DSRCT is a rare, aggressive form of sarcoma causing diffuse abdominal pain in mainly young men. Different preoperative imaging modalities are used for diagnosis to evaluate locoregional and extra-abdominal disease extent. Imaging studies show multiple soft tissue masses throughout the abdomen without any clear primary tumor source [5]. Histological analysis of tissue biopsies reveal round tumor cell nests separated by desmoplastic stroma [7]. Further immunohistochemical analysis show a heterogeneous pattern with positive epithelial and neural markers [6]. Finally, only the translocation (11;22)(p13;q12) in which the Wilms tumor (WT)1-gene is fused to the EWSR1-gene characterizes DSRCTs and distinguish them from Ewing sarcoma or other sarcomas which often appear similarly [1, 5]. As DSRCT are highly sensitive to chemotherapy, patients should be initially treated with six cycles of systemic chemotherapy (mostly combination of vincristine, doxorubicin, and cyclophosphamide).

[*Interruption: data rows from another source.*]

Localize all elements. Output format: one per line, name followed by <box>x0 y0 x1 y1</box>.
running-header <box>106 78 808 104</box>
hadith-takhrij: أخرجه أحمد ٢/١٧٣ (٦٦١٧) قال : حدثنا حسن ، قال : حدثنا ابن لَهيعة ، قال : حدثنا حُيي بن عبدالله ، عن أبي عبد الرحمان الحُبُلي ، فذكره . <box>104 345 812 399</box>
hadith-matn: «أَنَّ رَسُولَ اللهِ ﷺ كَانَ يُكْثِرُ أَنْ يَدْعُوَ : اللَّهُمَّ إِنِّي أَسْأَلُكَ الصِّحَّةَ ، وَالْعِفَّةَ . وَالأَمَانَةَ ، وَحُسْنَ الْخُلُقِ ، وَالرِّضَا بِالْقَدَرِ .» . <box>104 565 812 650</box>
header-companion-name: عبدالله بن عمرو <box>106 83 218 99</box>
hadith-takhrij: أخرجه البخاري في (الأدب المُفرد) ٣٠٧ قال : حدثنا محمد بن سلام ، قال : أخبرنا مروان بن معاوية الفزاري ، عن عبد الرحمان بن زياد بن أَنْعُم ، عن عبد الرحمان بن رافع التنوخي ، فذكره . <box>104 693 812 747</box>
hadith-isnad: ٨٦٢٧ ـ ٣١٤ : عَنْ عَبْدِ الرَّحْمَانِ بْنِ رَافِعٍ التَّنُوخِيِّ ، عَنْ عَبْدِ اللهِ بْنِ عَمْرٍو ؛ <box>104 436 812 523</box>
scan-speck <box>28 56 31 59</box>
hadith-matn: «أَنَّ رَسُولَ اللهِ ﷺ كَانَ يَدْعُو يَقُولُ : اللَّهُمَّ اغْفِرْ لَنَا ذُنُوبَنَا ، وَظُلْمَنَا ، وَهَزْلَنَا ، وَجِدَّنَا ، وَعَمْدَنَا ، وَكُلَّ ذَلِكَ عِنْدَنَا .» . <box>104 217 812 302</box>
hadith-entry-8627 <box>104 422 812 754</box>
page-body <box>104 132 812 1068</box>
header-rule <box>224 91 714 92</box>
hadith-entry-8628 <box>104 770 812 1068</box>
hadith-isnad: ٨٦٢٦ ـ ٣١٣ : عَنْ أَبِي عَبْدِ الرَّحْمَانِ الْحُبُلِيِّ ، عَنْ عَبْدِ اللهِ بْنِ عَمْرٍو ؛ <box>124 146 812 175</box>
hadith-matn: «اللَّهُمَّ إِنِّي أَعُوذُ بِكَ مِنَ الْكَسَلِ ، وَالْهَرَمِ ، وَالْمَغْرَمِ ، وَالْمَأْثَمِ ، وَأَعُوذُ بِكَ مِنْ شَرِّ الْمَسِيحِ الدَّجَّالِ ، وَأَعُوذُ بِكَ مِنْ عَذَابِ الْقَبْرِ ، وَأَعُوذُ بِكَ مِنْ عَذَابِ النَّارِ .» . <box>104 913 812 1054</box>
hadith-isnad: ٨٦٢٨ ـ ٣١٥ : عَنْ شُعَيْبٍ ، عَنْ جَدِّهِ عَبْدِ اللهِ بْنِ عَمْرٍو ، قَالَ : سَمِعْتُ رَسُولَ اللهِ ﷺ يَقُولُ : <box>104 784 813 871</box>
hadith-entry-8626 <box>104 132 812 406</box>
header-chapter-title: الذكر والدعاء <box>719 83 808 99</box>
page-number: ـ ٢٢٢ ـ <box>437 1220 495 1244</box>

If tumor masses decrease to a minimum of 20% after six cycles, chemotherapy should be completed with 8–12 cycles. In case of tumor progression second-line chemotherapy (temozolomide/irinotecan, cyclophosphamide/topotecan, and high-dose ifosfamide) should be considered. CRS combined with or without intraperitoneal chemotherapy is only recommended if complete cytoreduction is predicted after completion of chemotherapy. Adjuvant chemotherapy may be considered after complete cytoreduction. Patients with progression after therapy or extraperitoneal disease extent should be enrolled in clinical trials, should be considered for whole abdominal radiation therapy, or should be offered salvage and/or palliative chemotherapy [1]. Cytoreductive surgery includes peritonectomy and visceral resections to achieve no macroscopic residual disease. HIPEC regimens often include cisplatin which showed a 30-month overall survival rate of 78% in a recent phase 2 trial [8]. In our case, the poor general condition of the patient only enabled initiation of palliative chemotherapy.

Conclusion

We present a very rare cause of recurrent abdominal pain caused by DSRCT. Especially in men presenting with unspecific abdominal pain and massive intra-abdominal tumor masses without any clear origin, DSRCT should be included in the differential diagnosis. All other possible malignancies with peritoneal masses (rhabdomyosarcoma, lymphoma, neuroblastoma, neuroectodermal tumor, mesothelioma, and tumors of gastrointestinal or ovarian origin) have to be included in the differential diagnosis and should be excluded with extensive immunohistochemical and consecutive molecular investigations [5]. Because only rare cases have been described so far, clear therapeutic guidelines are lacking. Therapeutic approaches include chemotherapy, radiotherapy, cytoreductive surgery, and/or hyperthermic intraperitoneal chemotherapy (HIPEC).